La Présidente du Libéria et première femme élue à la tête d'un gouvernement en Afrique, S. E. Ellen Sirleaf Johnson, a mis l'égalité des sexes et l'émancipation des femmes au cœur de l'agenda de développement post-conflit de son pays. Le Libéria a été le premier pays à mettre en pratique l'Agenda de l'ONUSIDA pour les femmes et les filles, qui fixe des priorités stratégiques de défense des droits des femmes et des filles et soutient l'égalité des sexes à travers la riposte au VIH.
De même, la riposte nationale au VIH met en avant l'égalité des sexes comme un investissement judicieux pour des programmes plus efficaces, sous la houlette de la Ministre de l'Égalité des sexes et du Développement Julia Duncan Cassell. « Nous sommes pleinement conscients du fait que le problème du VIH doit être abordé sans rien laisser de côté, au Libéria comme dans toute l'Afrique et dans le reste du monde ; nous devons favoriser l'émancipation des femmes vivant avec le VIH et les impliquer à tous les niveaux », explique Mme Cassell.

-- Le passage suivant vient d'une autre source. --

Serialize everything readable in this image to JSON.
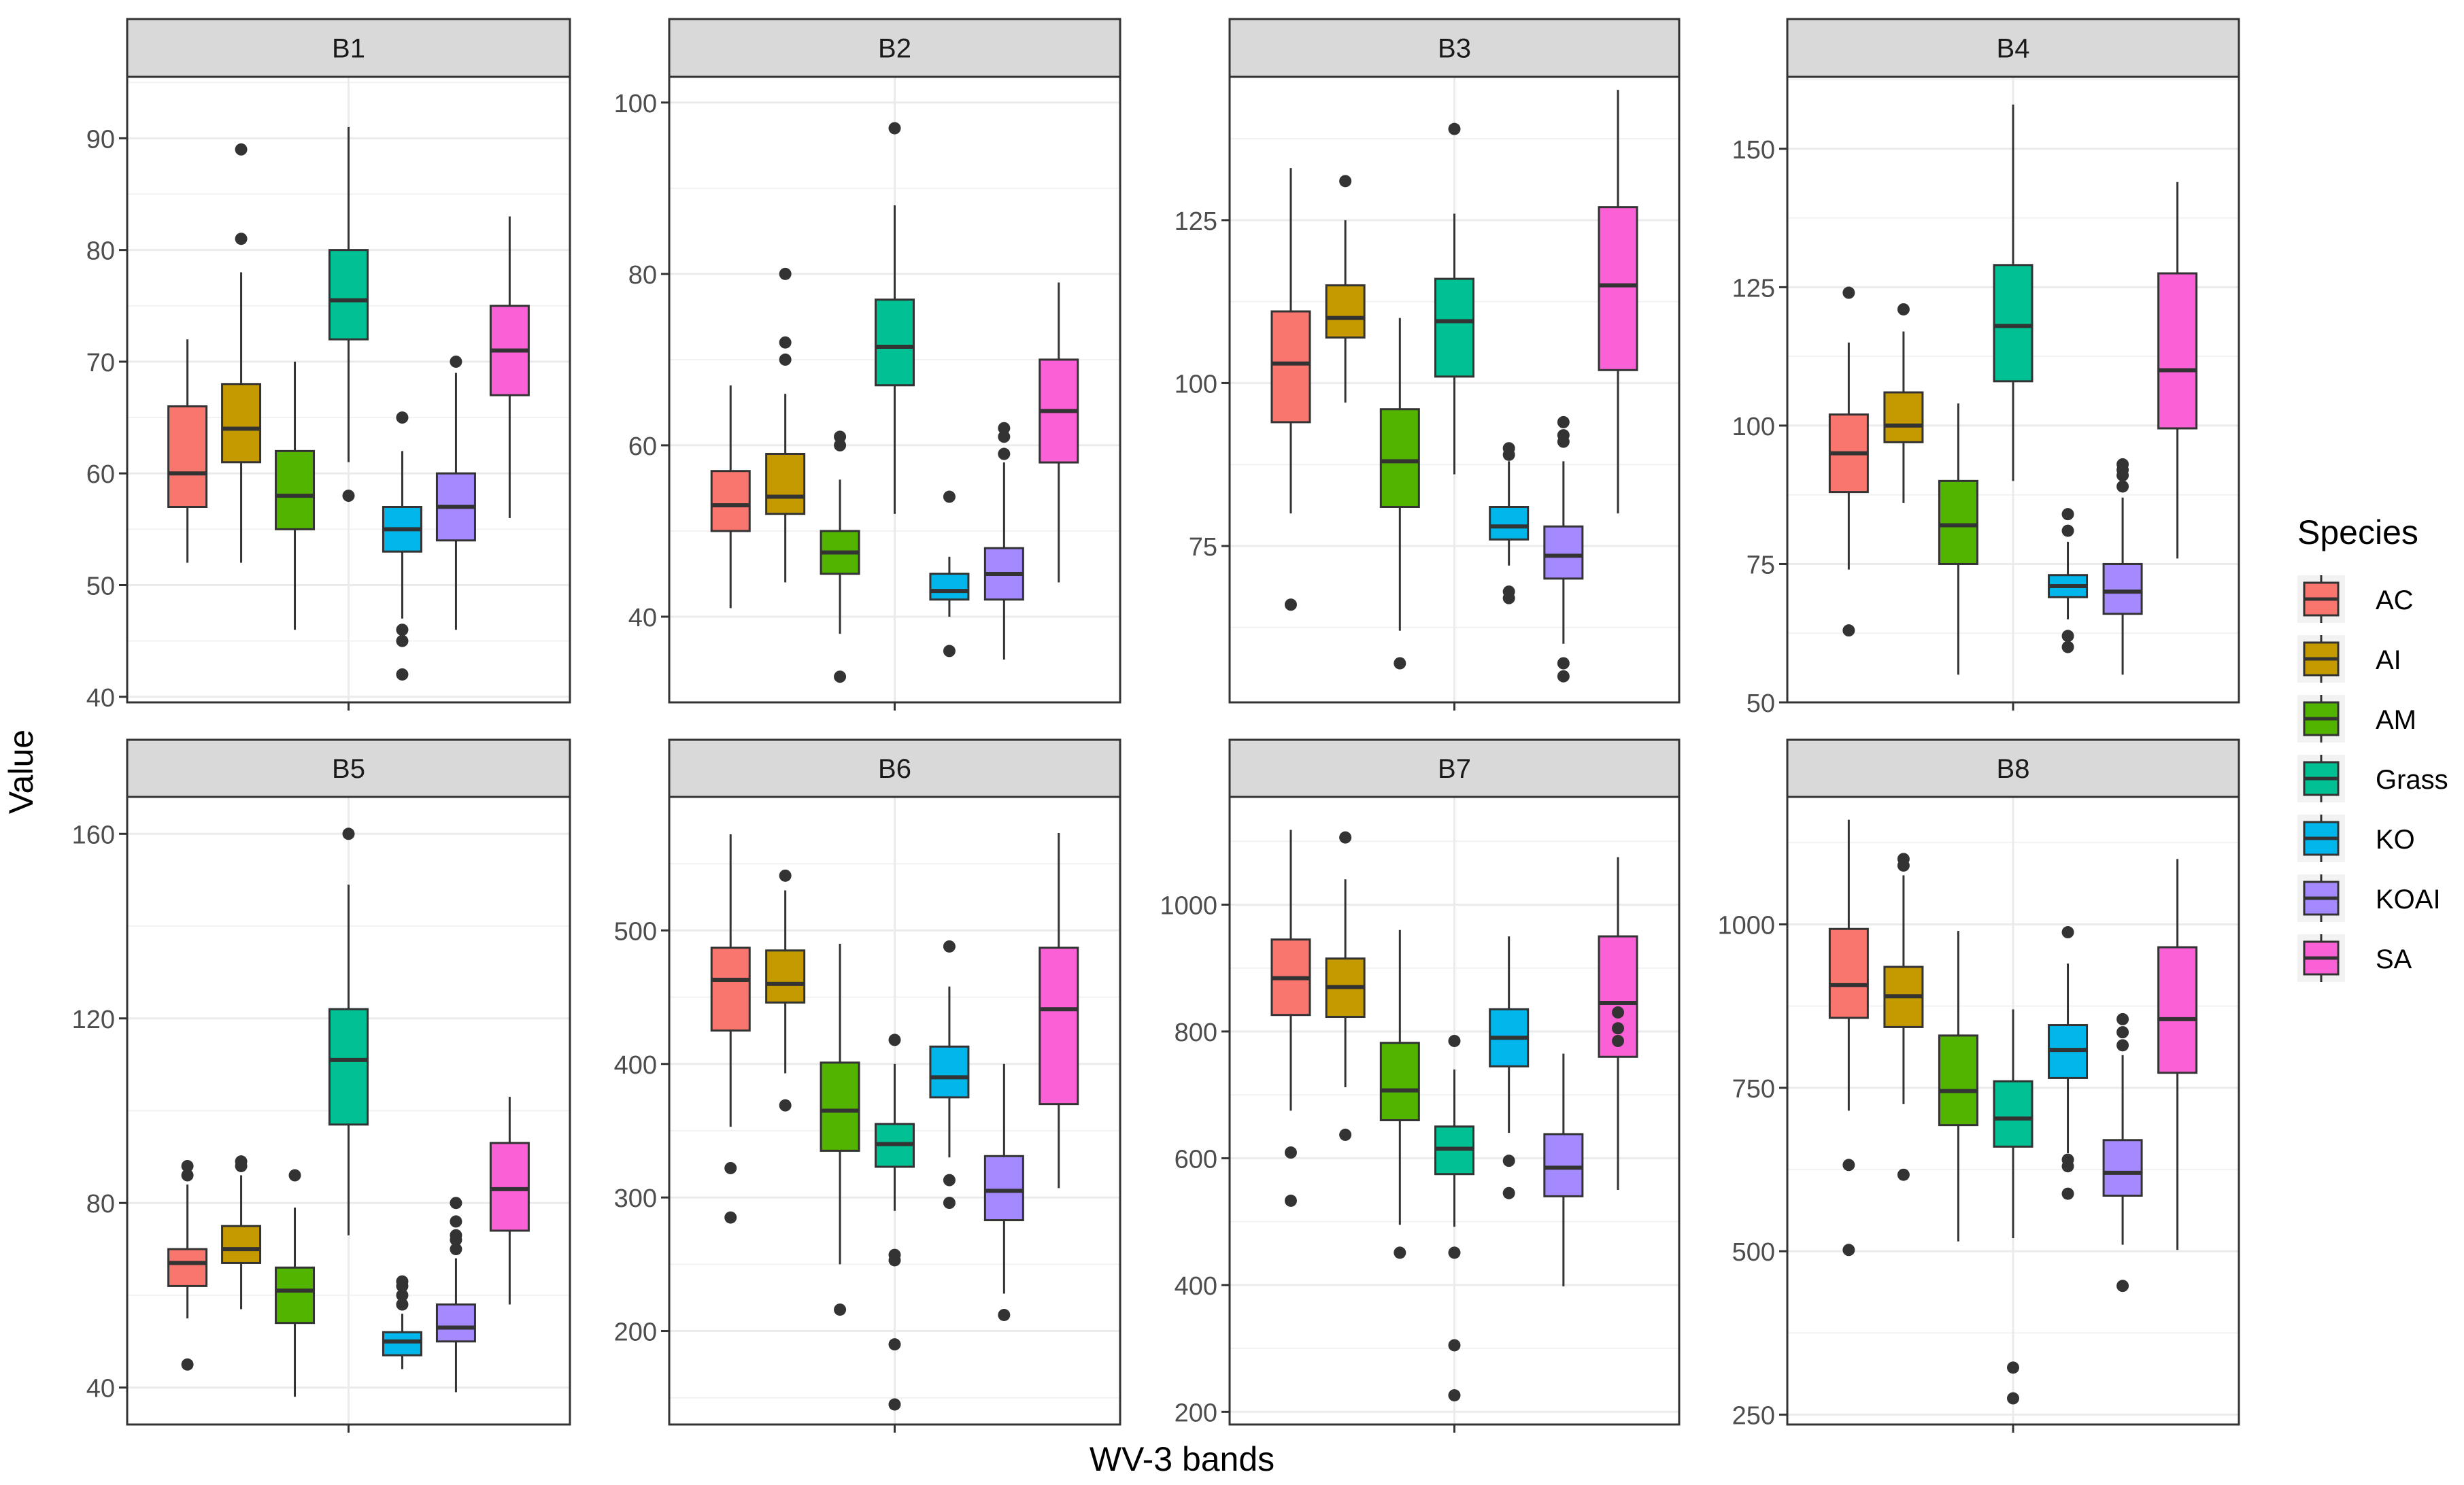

Un bilan à mi-mandat de la mise en œuvre du plan opérationnel national a eu lieu à Monrovia la première semaine d'avril, avec des partenaires issus du gouvernement, de la société civile, des organisations confessionnelles, des réseaux de femmes vivant avec le VIH et des institutions des Nations Unies.
Ce bilan a fait état de progrès significatifs accomplis dans l'incitation et le soutien en faveur de l'engagement politique pour lutter contre le VIH et la violence sexuelle au Libéria. La collecte de données sur les violences sexuelles et sexistes s'est accrue et les structures de rapport ont été harmonisées, permettant de procéder à une collecte de routine d'informations stratégiques destinées à éclairer les programmes nationaux.
Depuis le lancement du plan opérationnel, les ministères ont mis en place des bureaux de coordination sur le VIH et l'égalité des sexes avec des ressources nationales dans le but d'appuyer les programmes de lutte contre le VIH et pour l'égalité des sexes, et les services anti-VIH, les services sexospécifiques et les services de santé reproductive ont été intégrés dans les politiques nationales. Une coalition d'acteurs a été créée pour lutter contre les violences sexistes et le VIH, ainsi que pour contribuer à la lutte contre ces problèmes de violence sexiste de manière plus large. Cette coalition se réunit chaque mois pour contrôler l'avancée des activités.
Nous sommes pleinement conscients du fait que le problème du VIH doit être abordé sans rien laisser de côté, au Libéria comme dans toute l'Afrique et dans le reste du monde ; nous devons favoriser l'émancipation des femmes vivant avec le VIH et les impliquer à tous les niveaux
Julia Duncan Cassell, Ministre de l'Égalité des sexes et du Développement
Parmi les autres évolutions positives, l'engagement actif des associations et des réseaux de femmes vivant avec le VIH dans la lutte contre les violences sexuelles et sexistes et l'élargissement de l'accès à des services anti-VIH et de santé intégrés pour les femmes.
Il reste toutefois des défis à relever, notamment la nécessité d'élargir l'accès à des ressources financières nationales suffisantes et d'assurer une coordination plus efficace entre les différents acteurs afin de maximiser l'impact collectif.
« L'ONUSIDA et ses organismes coparrainants réitèrent leur engagement en faveur de l'intensification des efforts de lutte contre le VIH et les violences sexuelles en ciblant le développement d'une responsabilisation mutuelle sur les résultats, en créant des partenariats pour l'appropriation par le pays et en maximisant l'efficacité des programmes à travers l'innovation et l'intégration », a indiqué David Chipanta, Coordonnateur de l'ONUSIDA au Libéria.